Ma'ariv gazetesinin yaptığı ankete göre, İsrail vatandaşlarının çoğunluğu Gazze Şeridi'ne yönelik savaşın devam etmesinin kişisel, sosyal ve ekonomik zararlar doğuracağından endişe duyuyor. Ankete katılanların yüzde 69'u sosyal uyumun bozulmasından endişe duyduğunu belirtirken, yüzde 26'sı endişe duymadığını söyledi. İkinci sırada kişisel ekonomik zarar endişesi yer aldı; yüzde 66'sı bu endişeyi dile getirirken, yüzde 30'u bu olasılıktan endişe duymadığını belirtti. Yüzde 63'ü ülke içinde veya dışında güvenlik hedefli saldırılardan endişe duyduğunu belirtirken, yüzde 31'i bu konuda endişe duymadığını ifade etti.

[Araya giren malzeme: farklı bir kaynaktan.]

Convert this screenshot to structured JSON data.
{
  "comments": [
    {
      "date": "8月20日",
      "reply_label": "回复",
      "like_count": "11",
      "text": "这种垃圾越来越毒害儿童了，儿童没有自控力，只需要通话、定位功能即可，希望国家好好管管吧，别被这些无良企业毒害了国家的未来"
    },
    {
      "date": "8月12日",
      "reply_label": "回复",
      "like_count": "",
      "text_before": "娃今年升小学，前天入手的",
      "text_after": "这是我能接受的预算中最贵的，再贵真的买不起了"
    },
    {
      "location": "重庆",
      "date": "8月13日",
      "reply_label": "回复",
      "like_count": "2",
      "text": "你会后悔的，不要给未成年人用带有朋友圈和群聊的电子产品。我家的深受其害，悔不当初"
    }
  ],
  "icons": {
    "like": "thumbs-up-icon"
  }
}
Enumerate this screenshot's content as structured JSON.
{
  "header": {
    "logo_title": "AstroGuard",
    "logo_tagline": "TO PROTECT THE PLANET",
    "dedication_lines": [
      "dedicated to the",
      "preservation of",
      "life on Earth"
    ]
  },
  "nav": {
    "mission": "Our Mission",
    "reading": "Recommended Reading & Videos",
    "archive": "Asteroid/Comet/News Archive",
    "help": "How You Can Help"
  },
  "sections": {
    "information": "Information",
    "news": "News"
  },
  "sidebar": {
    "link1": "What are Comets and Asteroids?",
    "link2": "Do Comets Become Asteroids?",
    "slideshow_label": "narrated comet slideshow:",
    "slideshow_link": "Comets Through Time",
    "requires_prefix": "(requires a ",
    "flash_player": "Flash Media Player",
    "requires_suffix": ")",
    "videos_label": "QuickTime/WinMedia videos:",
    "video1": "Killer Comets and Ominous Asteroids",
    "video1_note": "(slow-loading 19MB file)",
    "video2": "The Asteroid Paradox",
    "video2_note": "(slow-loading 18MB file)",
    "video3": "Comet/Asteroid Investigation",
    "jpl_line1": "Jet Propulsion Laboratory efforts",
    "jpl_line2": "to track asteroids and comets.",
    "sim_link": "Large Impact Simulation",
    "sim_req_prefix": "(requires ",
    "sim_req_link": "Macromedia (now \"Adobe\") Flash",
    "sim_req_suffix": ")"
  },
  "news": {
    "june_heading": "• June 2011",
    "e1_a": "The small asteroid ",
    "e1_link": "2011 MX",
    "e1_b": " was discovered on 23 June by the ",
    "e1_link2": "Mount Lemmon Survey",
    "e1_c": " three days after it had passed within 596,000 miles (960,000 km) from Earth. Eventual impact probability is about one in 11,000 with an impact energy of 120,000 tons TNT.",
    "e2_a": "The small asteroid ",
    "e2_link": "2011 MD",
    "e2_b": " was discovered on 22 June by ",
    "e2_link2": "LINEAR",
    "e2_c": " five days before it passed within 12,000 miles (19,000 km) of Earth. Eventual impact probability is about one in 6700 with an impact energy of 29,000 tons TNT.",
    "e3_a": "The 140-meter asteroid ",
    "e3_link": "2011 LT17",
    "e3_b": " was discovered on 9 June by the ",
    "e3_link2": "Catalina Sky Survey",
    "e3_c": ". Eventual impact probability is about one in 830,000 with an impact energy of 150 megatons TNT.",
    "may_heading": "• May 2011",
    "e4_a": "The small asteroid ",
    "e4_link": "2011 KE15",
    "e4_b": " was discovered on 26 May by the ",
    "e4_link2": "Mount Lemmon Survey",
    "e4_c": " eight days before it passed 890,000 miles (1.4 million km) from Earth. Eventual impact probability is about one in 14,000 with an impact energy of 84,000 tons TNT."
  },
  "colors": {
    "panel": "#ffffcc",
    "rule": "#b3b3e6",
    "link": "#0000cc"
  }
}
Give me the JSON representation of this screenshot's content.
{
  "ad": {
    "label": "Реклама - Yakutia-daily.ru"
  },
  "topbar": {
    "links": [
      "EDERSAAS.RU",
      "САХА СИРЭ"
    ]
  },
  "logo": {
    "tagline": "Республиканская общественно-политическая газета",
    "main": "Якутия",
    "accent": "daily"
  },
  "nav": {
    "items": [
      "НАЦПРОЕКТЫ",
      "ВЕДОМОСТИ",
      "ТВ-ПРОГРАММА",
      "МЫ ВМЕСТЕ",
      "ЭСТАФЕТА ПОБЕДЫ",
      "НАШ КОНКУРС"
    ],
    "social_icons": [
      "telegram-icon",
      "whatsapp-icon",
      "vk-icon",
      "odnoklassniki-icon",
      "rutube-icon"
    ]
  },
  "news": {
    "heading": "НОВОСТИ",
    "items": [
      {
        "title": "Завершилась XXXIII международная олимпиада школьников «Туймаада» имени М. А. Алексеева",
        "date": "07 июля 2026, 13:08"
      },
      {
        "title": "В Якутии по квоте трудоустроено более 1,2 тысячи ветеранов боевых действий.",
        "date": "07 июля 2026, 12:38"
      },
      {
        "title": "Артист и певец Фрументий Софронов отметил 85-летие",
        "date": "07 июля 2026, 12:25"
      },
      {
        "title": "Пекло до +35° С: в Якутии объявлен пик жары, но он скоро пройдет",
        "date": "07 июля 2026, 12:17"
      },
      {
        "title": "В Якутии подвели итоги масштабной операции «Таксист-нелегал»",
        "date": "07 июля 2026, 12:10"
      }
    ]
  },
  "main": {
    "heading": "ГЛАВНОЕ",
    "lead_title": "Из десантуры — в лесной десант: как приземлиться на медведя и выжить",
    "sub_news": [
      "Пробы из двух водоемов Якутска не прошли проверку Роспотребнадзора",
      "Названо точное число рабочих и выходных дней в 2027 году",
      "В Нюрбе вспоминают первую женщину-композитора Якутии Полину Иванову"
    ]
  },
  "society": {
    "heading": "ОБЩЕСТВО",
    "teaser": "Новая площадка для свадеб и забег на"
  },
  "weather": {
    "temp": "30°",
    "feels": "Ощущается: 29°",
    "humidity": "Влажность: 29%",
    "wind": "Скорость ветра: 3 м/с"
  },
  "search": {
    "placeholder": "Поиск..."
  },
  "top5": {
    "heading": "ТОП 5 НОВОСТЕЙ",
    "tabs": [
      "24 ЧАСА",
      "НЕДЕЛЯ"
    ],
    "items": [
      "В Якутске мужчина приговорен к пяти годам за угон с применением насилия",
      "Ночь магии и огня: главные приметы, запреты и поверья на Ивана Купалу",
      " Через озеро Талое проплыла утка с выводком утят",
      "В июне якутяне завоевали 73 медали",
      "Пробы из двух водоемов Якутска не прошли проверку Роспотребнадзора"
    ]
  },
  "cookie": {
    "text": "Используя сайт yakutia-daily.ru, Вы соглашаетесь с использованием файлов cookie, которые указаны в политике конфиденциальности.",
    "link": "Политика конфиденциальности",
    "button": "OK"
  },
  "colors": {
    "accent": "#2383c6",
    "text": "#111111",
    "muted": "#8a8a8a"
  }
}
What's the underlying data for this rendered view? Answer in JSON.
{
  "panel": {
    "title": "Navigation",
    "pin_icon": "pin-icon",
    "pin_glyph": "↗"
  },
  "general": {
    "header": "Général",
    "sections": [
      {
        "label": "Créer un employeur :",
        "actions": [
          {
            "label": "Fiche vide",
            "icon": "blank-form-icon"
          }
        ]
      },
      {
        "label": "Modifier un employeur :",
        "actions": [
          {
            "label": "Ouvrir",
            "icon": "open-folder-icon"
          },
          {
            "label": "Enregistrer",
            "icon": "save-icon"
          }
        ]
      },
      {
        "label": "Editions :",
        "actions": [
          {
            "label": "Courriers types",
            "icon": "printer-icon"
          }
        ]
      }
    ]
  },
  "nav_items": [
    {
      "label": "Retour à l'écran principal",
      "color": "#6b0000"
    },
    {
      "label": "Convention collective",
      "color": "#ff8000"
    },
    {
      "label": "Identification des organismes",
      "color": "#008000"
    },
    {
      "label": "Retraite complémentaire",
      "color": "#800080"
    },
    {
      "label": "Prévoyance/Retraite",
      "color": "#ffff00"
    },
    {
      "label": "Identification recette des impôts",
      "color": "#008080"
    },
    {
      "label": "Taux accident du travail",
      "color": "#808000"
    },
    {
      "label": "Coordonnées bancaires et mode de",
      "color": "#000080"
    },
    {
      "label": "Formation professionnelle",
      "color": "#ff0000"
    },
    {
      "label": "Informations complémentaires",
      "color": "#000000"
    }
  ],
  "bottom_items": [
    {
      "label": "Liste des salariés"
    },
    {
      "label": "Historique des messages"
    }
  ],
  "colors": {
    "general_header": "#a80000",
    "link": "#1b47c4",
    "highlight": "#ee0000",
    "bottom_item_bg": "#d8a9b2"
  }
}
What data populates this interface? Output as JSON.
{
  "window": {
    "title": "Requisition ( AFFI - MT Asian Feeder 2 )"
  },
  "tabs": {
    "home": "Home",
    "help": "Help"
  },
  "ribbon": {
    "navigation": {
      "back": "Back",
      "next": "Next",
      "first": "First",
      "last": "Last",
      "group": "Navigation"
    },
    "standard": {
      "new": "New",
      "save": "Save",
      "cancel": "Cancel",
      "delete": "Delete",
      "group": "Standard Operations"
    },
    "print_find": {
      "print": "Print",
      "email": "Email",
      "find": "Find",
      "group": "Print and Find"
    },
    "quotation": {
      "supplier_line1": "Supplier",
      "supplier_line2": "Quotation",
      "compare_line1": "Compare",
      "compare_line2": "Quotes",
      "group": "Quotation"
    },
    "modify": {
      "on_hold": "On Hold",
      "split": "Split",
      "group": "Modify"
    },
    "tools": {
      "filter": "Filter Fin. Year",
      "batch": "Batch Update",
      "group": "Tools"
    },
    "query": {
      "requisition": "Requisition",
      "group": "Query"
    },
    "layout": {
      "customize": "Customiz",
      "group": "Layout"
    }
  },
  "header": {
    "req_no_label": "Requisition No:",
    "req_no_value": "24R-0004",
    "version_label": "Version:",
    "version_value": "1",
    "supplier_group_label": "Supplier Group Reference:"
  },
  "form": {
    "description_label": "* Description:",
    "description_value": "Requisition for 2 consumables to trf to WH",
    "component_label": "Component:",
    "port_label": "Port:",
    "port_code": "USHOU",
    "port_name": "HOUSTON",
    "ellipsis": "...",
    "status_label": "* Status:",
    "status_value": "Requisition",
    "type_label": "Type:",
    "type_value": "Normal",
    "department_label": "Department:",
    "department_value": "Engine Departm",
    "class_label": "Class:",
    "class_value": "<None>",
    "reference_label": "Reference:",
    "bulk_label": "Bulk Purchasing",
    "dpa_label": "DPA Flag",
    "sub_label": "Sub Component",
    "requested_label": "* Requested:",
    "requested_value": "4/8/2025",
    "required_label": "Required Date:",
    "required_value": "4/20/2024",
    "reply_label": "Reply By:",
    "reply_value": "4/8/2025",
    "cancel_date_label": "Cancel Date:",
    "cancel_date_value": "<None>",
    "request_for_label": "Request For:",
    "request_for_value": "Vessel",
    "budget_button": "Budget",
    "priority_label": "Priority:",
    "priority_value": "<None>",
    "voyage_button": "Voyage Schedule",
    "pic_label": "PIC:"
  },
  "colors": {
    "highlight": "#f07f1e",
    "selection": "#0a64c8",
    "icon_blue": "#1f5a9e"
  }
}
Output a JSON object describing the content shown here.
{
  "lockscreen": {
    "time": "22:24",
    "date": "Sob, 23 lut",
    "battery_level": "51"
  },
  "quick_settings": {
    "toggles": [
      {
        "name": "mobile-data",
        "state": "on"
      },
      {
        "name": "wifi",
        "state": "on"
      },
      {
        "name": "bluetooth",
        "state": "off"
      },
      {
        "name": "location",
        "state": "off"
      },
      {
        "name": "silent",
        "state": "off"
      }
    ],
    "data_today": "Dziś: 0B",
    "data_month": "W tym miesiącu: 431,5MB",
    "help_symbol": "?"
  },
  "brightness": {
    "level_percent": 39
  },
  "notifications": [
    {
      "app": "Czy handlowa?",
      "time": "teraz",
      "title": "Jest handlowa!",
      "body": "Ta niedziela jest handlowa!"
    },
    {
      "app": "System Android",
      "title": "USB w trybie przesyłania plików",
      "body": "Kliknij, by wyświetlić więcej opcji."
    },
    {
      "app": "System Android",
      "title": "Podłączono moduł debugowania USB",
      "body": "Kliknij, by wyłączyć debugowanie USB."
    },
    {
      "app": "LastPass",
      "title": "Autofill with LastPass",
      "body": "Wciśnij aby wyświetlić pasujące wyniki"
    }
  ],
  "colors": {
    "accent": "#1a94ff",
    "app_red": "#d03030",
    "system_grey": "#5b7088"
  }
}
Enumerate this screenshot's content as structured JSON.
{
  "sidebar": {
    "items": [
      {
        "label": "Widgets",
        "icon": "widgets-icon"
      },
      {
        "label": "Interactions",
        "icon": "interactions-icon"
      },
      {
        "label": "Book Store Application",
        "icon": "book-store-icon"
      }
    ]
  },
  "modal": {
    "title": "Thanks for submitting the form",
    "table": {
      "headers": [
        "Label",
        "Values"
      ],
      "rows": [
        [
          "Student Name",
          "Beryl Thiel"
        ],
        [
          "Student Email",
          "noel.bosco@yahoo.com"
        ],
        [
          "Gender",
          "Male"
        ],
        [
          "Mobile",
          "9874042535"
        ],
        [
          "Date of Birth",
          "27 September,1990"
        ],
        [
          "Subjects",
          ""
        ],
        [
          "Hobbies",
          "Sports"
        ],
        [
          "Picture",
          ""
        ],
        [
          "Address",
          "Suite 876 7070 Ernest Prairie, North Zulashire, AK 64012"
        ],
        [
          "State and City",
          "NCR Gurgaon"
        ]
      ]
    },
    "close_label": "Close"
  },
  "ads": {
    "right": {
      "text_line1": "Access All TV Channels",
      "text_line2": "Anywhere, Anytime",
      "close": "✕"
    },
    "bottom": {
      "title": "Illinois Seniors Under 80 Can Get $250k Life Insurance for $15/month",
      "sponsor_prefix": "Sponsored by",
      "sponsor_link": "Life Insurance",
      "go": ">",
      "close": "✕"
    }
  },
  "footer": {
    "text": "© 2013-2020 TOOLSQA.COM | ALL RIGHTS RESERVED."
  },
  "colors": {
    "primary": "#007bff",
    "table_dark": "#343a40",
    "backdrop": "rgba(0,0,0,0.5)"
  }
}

Ankete katılanların yüzde 59'u Başbakan Binyamin Netanyahu'nun performansından memnun olmadığını söylerken, yüzde 36'sı memnun olduğunu belirtti. Aynı şekilde, yüzde 57'si Savunma Bakanı Yisrael Katz'ın performansından memnun olmadığını söylerken, yüzde 32'si memnun olduğunu söyledi. Yüzde 50'si Genelkurmay Başkanı Eyal Zamir'in performansından memnun olduğunu ifade ederken, yüzde 34'ü memnun olmadığını belirtti.

Gazze Şeridi’nde tutulan esirlerden birinin annesi, 12 Ağustos 2025'te Tel Aviv'de Gazze savaşının sona erdirilmesi ve esirlerin serbest bırakılması için düzenlenen protesto sırasında bir tabut maketinin yanında oturuyor. (AP)Gazze Şeridi’nde tutulan esirlerden birinin annesi, 12 Ağustos 2025'te Tel Aviv'de Gazze savaşının sona erdirilmesi ve esirlerin serbest bırakılması için düzenlenen protesto sırasında bir tabut maketinin yanında oturuyor. (AP)

İsrail muhalefetinden solcu Demokratlar Partisi lideri ve eski Genelkurmay Başkan Yardımcısı Yair Golan, hükümetin çoğunluğun görüşünü görmezden geldiğini ve diktatörce savaşı dayattığını, bu nedenle grev, ekonomiyi felç etme ve sokakları protestocularla doldurmanın İsrail'i Netanyahu'nun ordunun ve diğer güvenlik kurumlarının muhalefetine rağmen Gazze'yi işgal etme kararında oynadığı kumardan kurtaracağını söyledi.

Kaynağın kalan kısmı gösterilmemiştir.